More upsetting than the dated repertory and my sense that these performers are underutilized is the stylization in Whirlaways, Untitled, and Kind of Blue—floppy, foppish wrist flicks, coy smirks, parallel pirouettes and pivot turns. The dances feature music by African American artists (Nina Simone, Allen Toussaint, and Miles Davis, respectively), and jazzy moves reminiscent of diasporic forms (such as swing-era social dances, Pan-African techniques, and more current social forms like afro-cuban or hip hop) but are performed without the depth of those forms’ histories. Their bodies are all sass, hypersexualized, grins a-blazing.
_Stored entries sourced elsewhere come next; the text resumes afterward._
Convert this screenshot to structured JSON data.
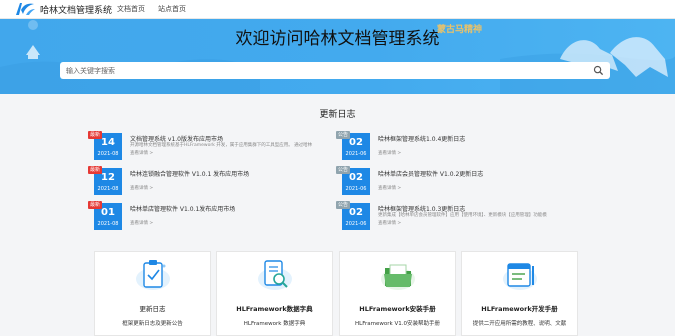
{
  "header": {
    "brand": "哈林文档管理系统",
    "nav": [
      "文档首页",
      "站点首页"
    ]
  },
  "hero": {
    "title": "欢迎访问哈林文档管理系统",
    "tagline": "蒙古马精神"
  },
  "search": {
    "placeholder": "输入关键字搜索"
  },
  "updates": {
    "title": "更新日志",
    "items": [
      {
        "badge": "最新",
        "badge_color": "red",
        "day": "14",
        "ym": "2021-08",
        "title": "文档管理系统 v1.0版发布应用市场",
        "desc": "开源哈林文档管理系统基于HLFramework 开发，属于应用集群下的工具型应用。  通过哈林",
        "more": "查看详情 >"
      },
      {
        "badge": "公告",
        "badge_color": "gray",
        "day": "02",
        "ym": "2021-06",
        "title": "哈林框架管理系统1.0.4更新日志",
        "desc": "",
        "more": "查看详情 >"
      },
      {
        "badge": "最新",
        "badge_color": "red",
        "day": "12",
        "ym": "2021-08",
        "title": "哈林连锁融合管理软件 V1.0.1 发布应用市场",
        "desc": "",
        "more": "查看详情 >"
      },
      {
        "badge": "公告",
        "badge_color": "gray",
        "day": "02",
        "ym": "2021-06",
        "title": "哈林单店会员管理软件 V1.0.2更新日志",
        "desc": "",
        "more": "查看详情 >"
      },
      {
        "badge": "最新",
        "badge_color": "red",
        "day": "01",
        "ym": "2021-08",
        "title": "哈林单店管理软件 V1.0.1发布应用市场",
        "desc": "",
        "more": "查看详情 >"
      },
      {
        "badge": "公告",
        "badge_color": "gray",
        "day": "02",
        "ym": "2021-06",
        "title": "哈林框架管理系统1.0.3更新日志",
        "desc": "更新集成【哈林单店会员管理软件】应用【使用环境】、更新模块【应用管理】功能模",
        "more": "查看详情 >"
      }
    ]
  },
  "cards": [
    {
      "title": "更新日志",
      "desc": "框架更新日志及更新公告",
      "icon": "clipboard-check-icon"
    },
    {
      "title": "HLFramework数据字典",
      "desc": "HLFramework 数据字典",
      "icon": "document-search-icon"
    },
    {
      "title": "HLFramework安装手册",
      "desc": "HLFramework V1.0安装帮助手册",
      "icon": "folder-icon"
    },
    {
      "title": "HLFramework开发手册",
      "desc": "提供二开应用所需的教程、说明、文献",
      "icon": "calendar-pen-icon"
    }
  ],
  "colors": {
    "primary": "#1e88e5",
    "hero": "#43aaee",
    "badge_new": "#e53935",
    "badge_notice": "#90a4ae"
  }
}
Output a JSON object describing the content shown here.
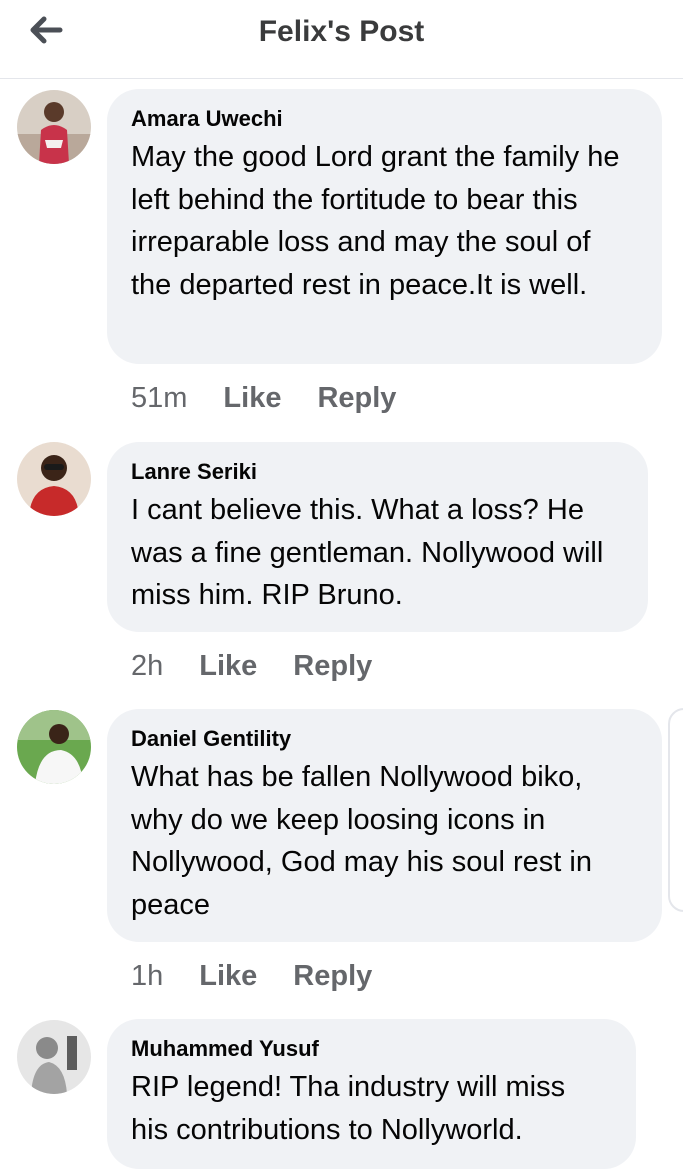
{
  "header": {
    "title": "Felix's Post",
    "back_icon": "arrow-left-icon"
  },
  "comments": [
    {
      "author": "Amara Uwechi",
      "text": "May the good Lord grant the family he left behind the fortitude to bear this irreparable loss and may the soul of the departed rest in peace.It is well.",
      "time": "51m",
      "like": "Like",
      "reply": "Reply"
    },
    {
      "author": "Lanre Seriki",
      "text": "I cant believe this. What a loss? He was a fine gentleman. Nollywood will miss him. RIP Bruno.",
      "time": "2h",
      "like": "Like",
      "reply": "Reply"
    },
    {
      "author": "Daniel Gentility",
      "text": "What has be fallen Nollywood biko, why do we keep loosing icons in Nollywood, God may his soul rest in peace",
      "time": "1h",
      "like": "Like",
      "reply": "Reply"
    },
    {
      "author": "Muhammed Yusuf",
      "text": "RIP legend! Tha industry will miss his contributions to Nollyworld.",
      "time": "",
      "like": "",
      "reply": ""
    }
  ]
}
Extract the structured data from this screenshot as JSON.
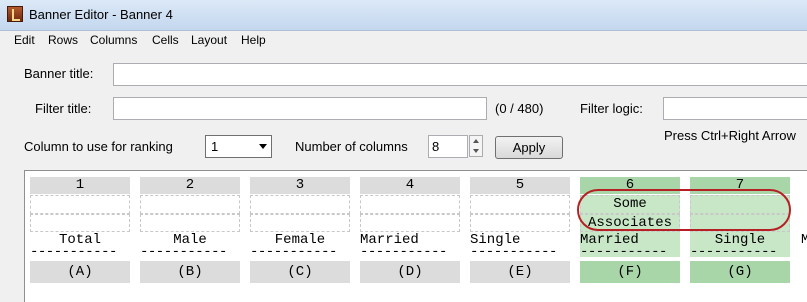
{
  "window": {
    "title": "Banner Editor - Banner 4"
  },
  "menu": [
    "Edit",
    "Rows",
    "Columns",
    "Cells",
    "Layout",
    "Help"
  ],
  "form": {
    "banner_title_label": "Banner title:",
    "banner_title_value": "",
    "filter_title_label": "Filter title:",
    "filter_title_value": "",
    "char_count": "(0 / 480)",
    "filter_logic_label": "Filter logic:",
    "hint": "Press Ctrl+Right Arrow",
    "ranking_label": "Column to use for ranking",
    "ranking_value": "1",
    "num_columns_label": "Number of columns",
    "num_columns_value": "8",
    "apply_label": "Apply"
  },
  "columns": [
    {
      "num": "1",
      "line1": "",
      "line2": "",
      "name": "Total",
      "dash": "-----------",
      "letter": "(A)",
      "highlight": false
    },
    {
      "num": "2",
      "line1": "",
      "line2": "",
      "name": "Male",
      "dash": "-----------",
      "letter": "(B)",
      "highlight": false
    },
    {
      "num": "3",
      "line1": "",
      "line2": "",
      "name": "Female",
      "dash": "-----------",
      "letter": "(C)",
      "highlight": false
    },
    {
      "num": "4",
      "line1": "",
      "line2": "",
      "name": "Married",
      "dash": "-----------",
      "letter": "(D)",
      "highlight": false
    },
    {
      "num": "5",
      "line1": "",
      "line2": "",
      "name": "Single",
      "dash": "-----------",
      "letter": "(E)",
      "highlight": false
    },
    {
      "num": "6",
      "line1": "Some College or",
      "line2": "Associates Degree",
      "name": "Married",
      "dash": "-----------",
      "letter": "(F)",
      "highlight": true
    },
    {
      "num": "7",
      "line1": "",
      "line2": "",
      "name": "Single",
      "dash": "-----------",
      "letter": "(G)",
      "highlight": true
    }
  ],
  "partial_column": {
    "name_fragment": "M"
  }
}
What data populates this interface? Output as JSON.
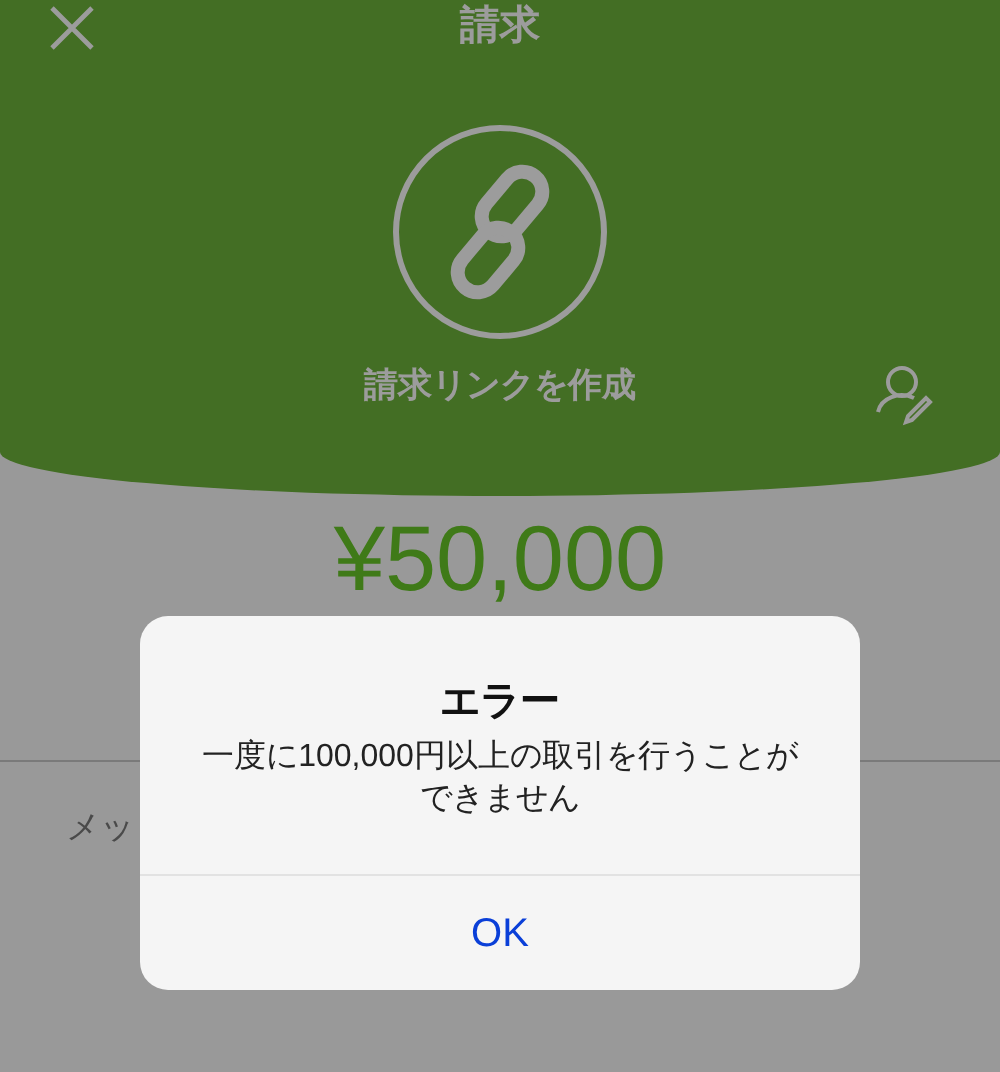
{
  "header": {
    "title": "請求",
    "link_label": "請求リンクを作成"
  },
  "amount": "¥50,000",
  "message_field": {
    "placeholder": "メッ"
  },
  "alert": {
    "title": "エラー",
    "message": "一度に100,000円以上の取引を行うことができません",
    "buttons": [
      "OK"
    ]
  }
}
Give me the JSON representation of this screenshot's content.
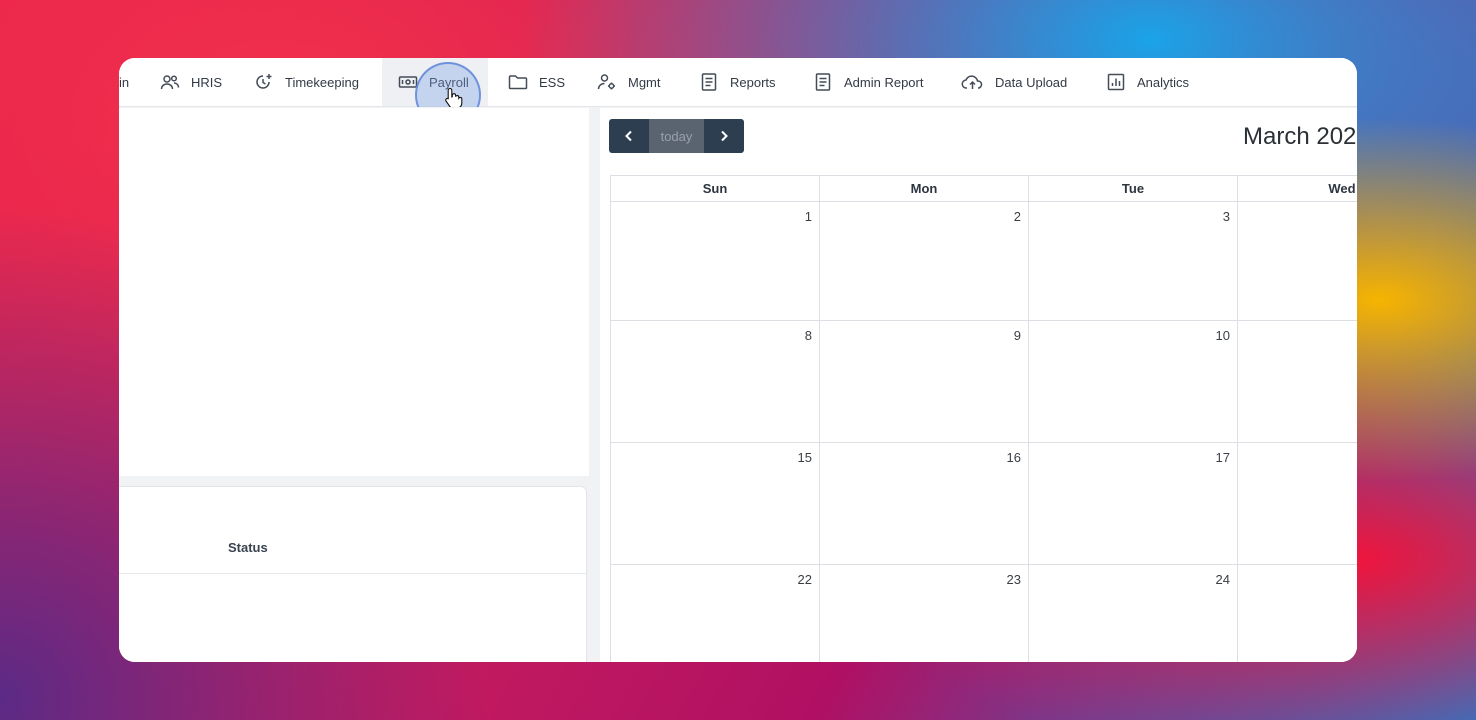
{
  "nav": {
    "items": [
      {
        "label": "in",
        "icon": "none"
      },
      {
        "label": "HRIS",
        "icon": "people-icon"
      },
      {
        "label": "Timekeeping",
        "icon": "clock-plus-icon"
      },
      {
        "label": "Payroll",
        "icon": "money-icon"
      },
      {
        "label": "ESS",
        "icon": "folder-icon"
      },
      {
        "label": "Mgmt",
        "icon": "user-gear-icon"
      },
      {
        "label": "Reports",
        "icon": "document-icon"
      },
      {
        "label": "Admin Report",
        "icon": "document-icon"
      },
      {
        "label": "Data Upload",
        "icon": "cloud-upload-icon"
      },
      {
        "label": "Analytics",
        "icon": "bar-chart-icon"
      }
    ],
    "active": "Payroll"
  },
  "table": {
    "status_header": "Status"
  },
  "calendar": {
    "title": "March 202",
    "today_label": "today",
    "prev_icon": "chevron-left-icon",
    "next_icon": "chevron-right-icon",
    "weekdays": [
      "Sun",
      "Mon",
      "Tue",
      "Wed"
    ],
    "weeks": [
      [
        "1",
        "2",
        "3",
        ""
      ],
      [
        "8",
        "9",
        "10",
        ""
      ],
      [
        "15",
        "16",
        "17",
        ""
      ],
      [
        "22",
        "23",
        "24",
        ""
      ]
    ]
  },
  "colors": {
    "calendar_button": "#2c3e50",
    "today_button": "#5a6470",
    "highlight": "#78a0e6"
  }
}
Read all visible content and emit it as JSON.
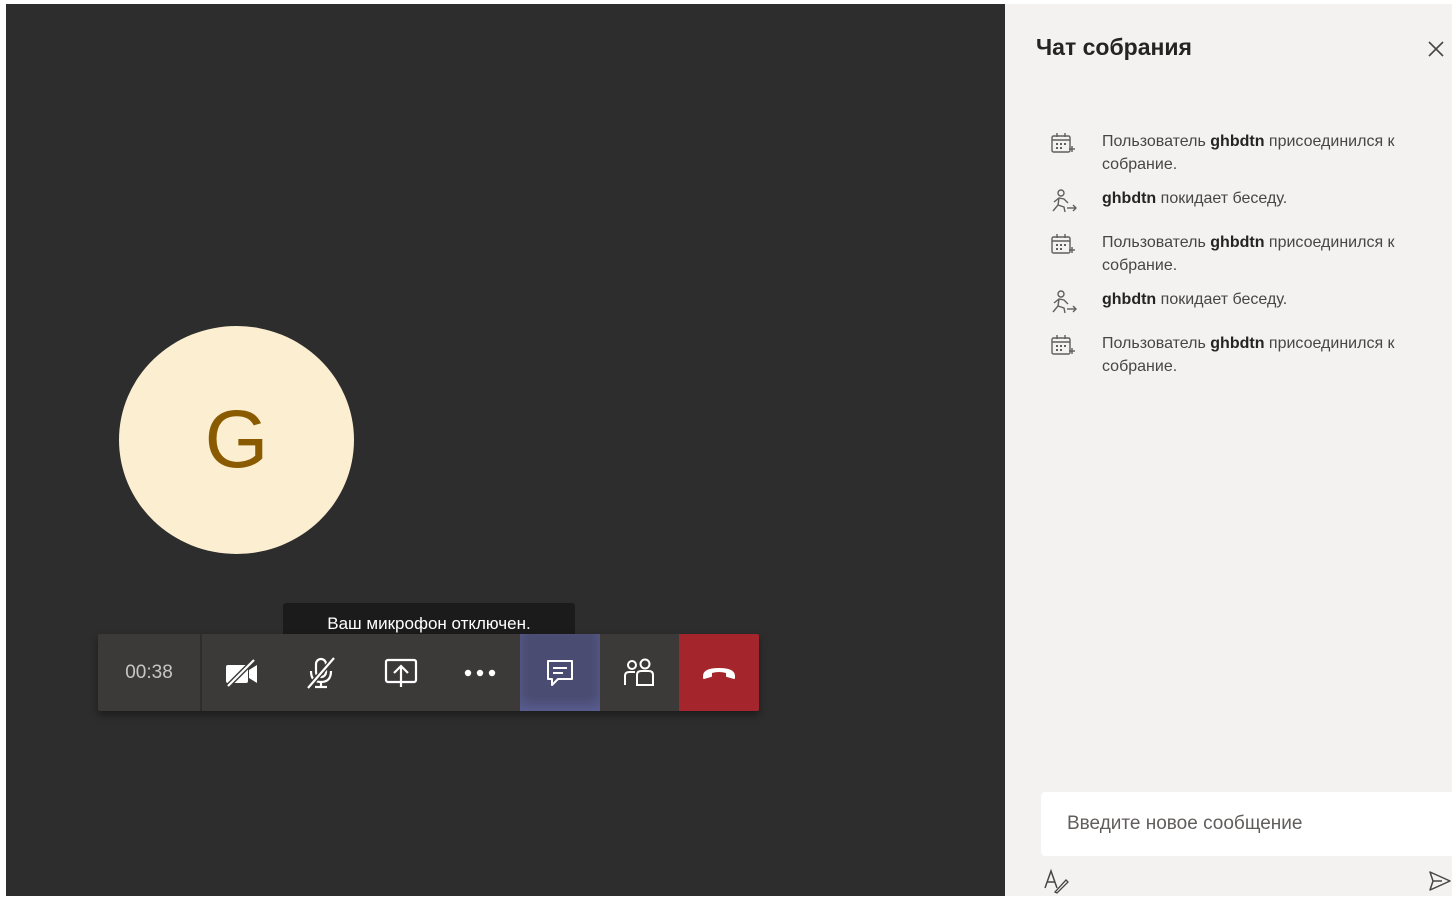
{
  "meeting": {
    "avatar_initial": "G",
    "tooltip": "Ваш микрофон отключен.",
    "timer": "00:38",
    "toolbar": [
      {
        "name": "camera-off-button",
        "icon": "camera-off-icon"
      },
      {
        "name": "mic-off-button",
        "icon": "mic-off-icon"
      },
      {
        "name": "share-screen-button",
        "icon": "share-screen-icon"
      },
      {
        "name": "more-actions-button",
        "icon": "more-icon"
      },
      {
        "name": "chat-button",
        "icon": "chat-icon",
        "active": true
      },
      {
        "name": "participants-button",
        "icon": "participants-icon"
      },
      {
        "name": "hang-up-button",
        "icon": "hang-up-icon",
        "color": "#a4262c"
      }
    ]
  },
  "chat": {
    "title": "Чат собрания",
    "messages": [
      {
        "icon": "calendar-join-icon",
        "prefix": "Пользователь ",
        "user": "ghbdtn",
        "suffix": " присоединился к собрание."
      },
      {
        "icon": "person-leave-icon",
        "prefix": "",
        "user": "ghbdtn",
        "suffix": " покидает беседу."
      },
      {
        "icon": "calendar-join-icon",
        "prefix": "Пользователь ",
        "user": "ghbdtn",
        "suffix": " присоединился к собрание."
      },
      {
        "icon": "person-leave-icon",
        "prefix": "",
        "user": "ghbdtn",
        "suffix": " покидает беседу."
      },
      {
        "icon": "calendar-join-icon",
        "prefix": "Пользователь ",
        "user": "ghbdtn",
        "suffix": " присоединился к собрание."
      }
    ],
    "compose_placeholder": "Введите новое сообщение"
  },
  "colors": {
    "stage_bg": "#2d2d2d",
    "panel_bg": "#f3f2f1",
    "avatar_bg": "#fcefd1",
    "avatar_text": "#8a5a00",
    "active_button": "#4a4c71",
    "hang_up": "#a4262c"
  }
}
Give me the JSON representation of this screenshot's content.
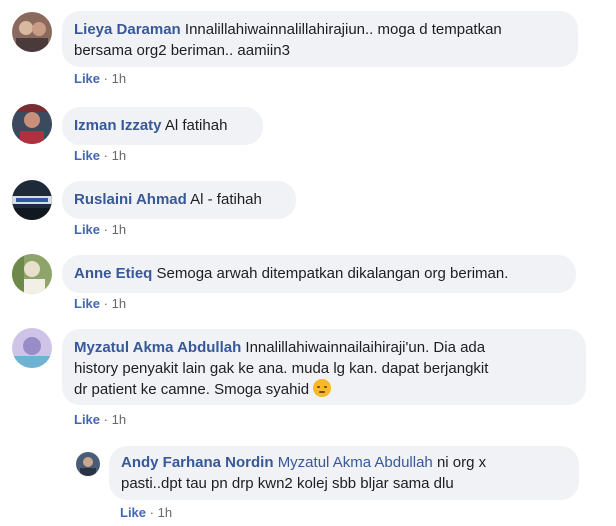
{
  "comments": [
    {
      "author": "Lieya Daraman",
      "text_line1": "Innalillahiwainnalillahirajiun.. moga d tempatkan",
      "text_line2": "bersama org2 beriman.. aamiin3",
      "like_label": "Like",
      "separator": "·",
      "time": "1h"
    },
    {
      "author": "Izman Izzaty",
      "text": "Al fatihah",
      "like_label": "Like",
      "separator": "·",
      "time": "1h"
    },
    {
      "author": "Ruslaini Ahmad",
      "text": "Al - fatihah",
      "like_label": "Like",
      "separator": "·",
      "time": "1h"
    },
    {
      "author": "Anne Etieq",
      "text": "Semoga arwah ditempatkan dikalangan org beriman.",
      "like_label": "Like",
      "separator": "·",
      "time": "1h"
    },
    {
      "author": "Myzatul Akma Abdullah",
      "text_line1": "Innalillahiwainnailaihiraji'un. Dia ada",
      "text_line2": "history penyakit lain gak ke ana. muda lg kan. dapat berjangkit",
      "text_line3": "dr patient ke camne. Smoga syahid",
      "emoji": "pensive-face-emoji",
      "like_label": "Like",
      "separator": "·",
      "time": "1h"
    }
  ],
  "reply": {
    "author": "Andy Farhana Nordin",
    "mention": "Myzatul Akma Abdullah",
    "text_line1": "ni org x",
    "text_line2": "pasti..dpt tau pn drp kwn2 kolej sbb bljar sama dlu",
    "like_label": "Like",
    "separator": "·",
    "time": "1h"
  },
  "colors": {
    "author": "#385898",
    "bubble": "#f0f2f5",
    "like": "#4267b2",
    "meta": "#65676b"
  }
}
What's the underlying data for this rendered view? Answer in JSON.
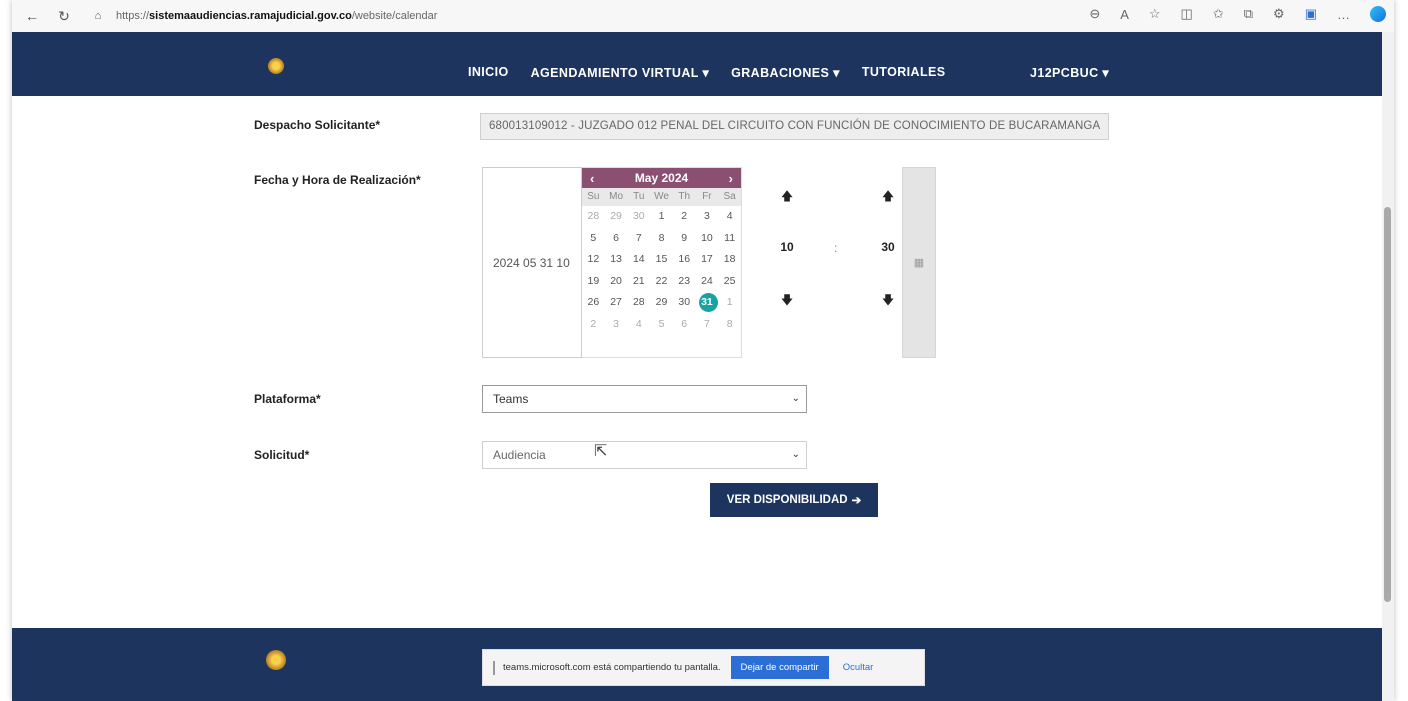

It is jarring to see these forms reduced to caricature by a suspiciously light-skinned cast. Their put-upon groove falls flat for me, especially after having seen Camille A. Brown & Dancers the previous night at Bryn Mawr College—a company whose execution of the steps draws on a generational knowledge of the forms and whose dancing comes to life through their own personal experiences. Brown’s mission to connect history with contemporary cultures educates audiences of the profundity and breadth of dance in the African diaspora through their authenticity and reflective performance--something I didn’t sense in this show. The Toussaint lyrics during the Parsons' concert “Now is the time for all good men / to get together with one another / iron out the problems / and iron out the quarrels / and try to live as brothers / and try to find a peace within / without stepping on one another” echoed in my ears, and I wondered why it is so difficult for David Parsons to recruit gifted movers with dark skin in a city like New York.
Parsons Dance, Dance Celebration at the Annenberg Center, December 4-6.